Patients will see “little difference” when the government’s controversial NHS reforms come into force later this year, a policy expert has predicted.
The Health Act 2012, which became law after a tortuous passage through Parliament, is expected to cost the taxpayer between £1.5bn and £1.6bn to implement.
But Nick Black, professor of health services research at the London School of Hygiene and Tropical Medicine, said when the reforms come into force on 1 April patients will not notice a great difference in services offered to them.
The main aims of the health reforms were to make the NHS more accountable to patients and to release frontline staff from excessive bureaucracy and top-down control.
One of the biggest changes is the move from primary care trusts to clinical commissioning groups, which will be led by GPs and other clinicians who will take on responsibility for commissioning care. The move will see 212 CCGs replace 151 PCTs across England.
A new national NHS Commissioning Board is responsible for setting commissioning priorities for the groups and oversees England’s NHS spending. For the year 2013-14 the board is responsible for £95.6bn of the health service’s budget.
“On 1 April patients won’t notice any great difference in the services available and that they receive,” said Professor Black.
“In essence, CCGs will commission care locally instead of PCTs - not that patients have even heard of such bodies.
“While it is hoped that commissioning has a stronger clinician involvement, the decisions made are unlikely to be strikingly different from the current ones because there isn’t much room to manoeuvre.”
But the Department of Health said that CCGs are already improving the care of patients.
“Clinical commissioning groups are already improving people’s health and they are making it easier for patients to access services,” a spokesman said.
“The changes we’ve made also encourage better integration between health and social care services.
“We are putting those who know the needs of their patients in charge of their healthcare.
“Our reforms give doctors and nurses the power and the freedom to provide healthcare services that they know their local population need.”
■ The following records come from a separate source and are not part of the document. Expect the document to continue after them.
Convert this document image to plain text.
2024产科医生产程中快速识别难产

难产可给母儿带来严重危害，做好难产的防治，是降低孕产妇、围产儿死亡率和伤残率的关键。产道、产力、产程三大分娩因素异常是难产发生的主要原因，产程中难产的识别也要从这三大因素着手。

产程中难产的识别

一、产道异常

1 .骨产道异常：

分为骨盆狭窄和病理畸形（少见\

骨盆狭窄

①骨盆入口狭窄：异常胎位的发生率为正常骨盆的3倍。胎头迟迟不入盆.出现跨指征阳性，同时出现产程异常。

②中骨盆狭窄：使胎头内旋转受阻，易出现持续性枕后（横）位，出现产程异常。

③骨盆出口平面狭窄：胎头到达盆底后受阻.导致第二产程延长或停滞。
Professor Black continued: “What matters now is that the system looks at new ways of providing care that are more patient-centred.”
He said that if health care professionals took the time to really discuss patients’ problems with them it could save time and money in the long run.
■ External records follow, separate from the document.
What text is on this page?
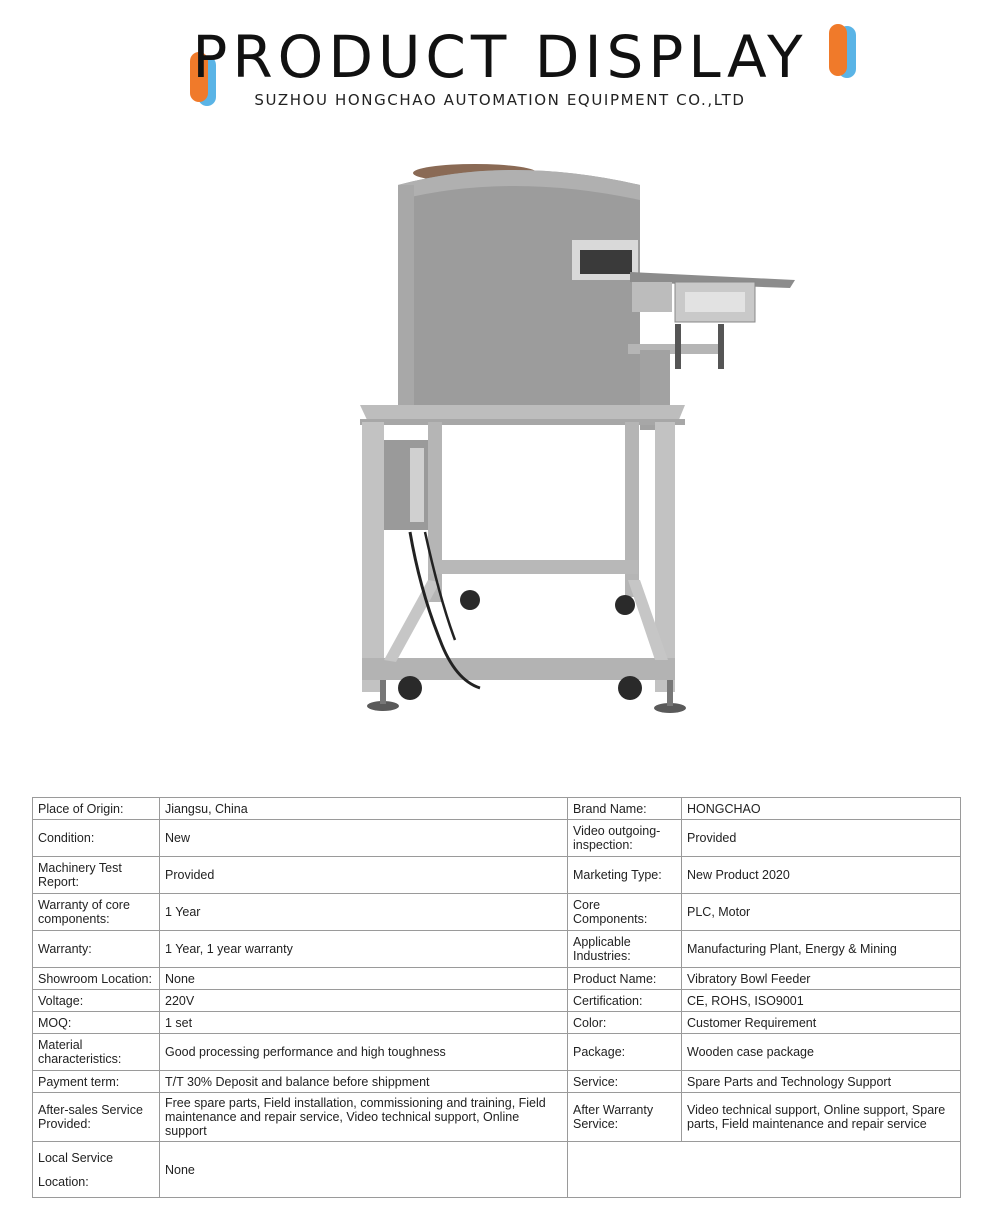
PRODUCT DISPLAY
SUZHOU HONGCHAO AUTOMATION EQUIPMENT CO.,LTD
Place of Origin:	Jiangsu, China	Brand Name:	HONGCHAO
Condition:	New	Video outgoing-inspection:	Provided
Machinery Test Report:	Provided	Marketing Type:	New Product 2020
Warranty of core components:	1 Year	Core Components:	PLC, Motor
Warranty:	1 Year, 1 year warranty	Applicable Industries:	Manufacturing Plant, Energy & Mining
Showroom Location:	None	Product Name:	Vibratory Bowl Feeder
Voltage:	220V	Certification:	CE, ROHS, ISO9001
MOQ:	1 set	Color:	Customer Requirement
Material characteristics:	Good processing performance and high toughness	Package:	Wooden case package
Payment term:	T/T 30% Deposit and balance before shippment	Service:	Spare Parts and Technology Support
After-sales Service Provided:	Free spare parts, Field installation, commissioning and training, Field maintenance and repair service, Video technical support, Online support	After Warranty Service:	Video technical support, Online support, Spare parts, Field maintenance and repair service
Local Service Location:	None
“If we start involving patients in decisions about whether or not they get a surgical treatment - such as a hip replacement - patients are less likely to opt for surgery than surgeons.
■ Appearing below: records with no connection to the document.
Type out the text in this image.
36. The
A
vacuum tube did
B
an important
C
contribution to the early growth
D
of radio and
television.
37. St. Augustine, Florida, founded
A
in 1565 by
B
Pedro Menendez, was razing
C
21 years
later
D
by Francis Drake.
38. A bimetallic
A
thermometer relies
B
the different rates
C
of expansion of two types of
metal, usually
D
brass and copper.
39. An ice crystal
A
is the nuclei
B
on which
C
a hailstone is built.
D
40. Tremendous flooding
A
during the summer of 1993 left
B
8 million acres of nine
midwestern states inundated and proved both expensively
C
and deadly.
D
“The more people understand about their illness the better they are able to manage it themselves.
“If doctors take a little more time talking and explaining about illnesses it could save so much time by preventing the costly treatments further down the line.
“It has got to be about helping patients understand what is wrong with them and what the likely outcomes are.
“We have to change the balance so it is much more about the patient making the decisions.”
Prof Black added that it is too early to tell whether the efficiency drive in the health service has had an effect on patient care.
He said the true effects will not come to light until the late spring or summer.
The NHS has been charged with making £20bn in efficiency savings by 2015 - in the last year the health service made £5.8 bn in savings.
“We have not yet seen any of the effects,” he said.
“The fact that there is nothing to report yet does not mean that there is not some harm occurring - there might be - but equally there might not.
“When we have got the full data for the current financial year then we can expect to see some impacts.”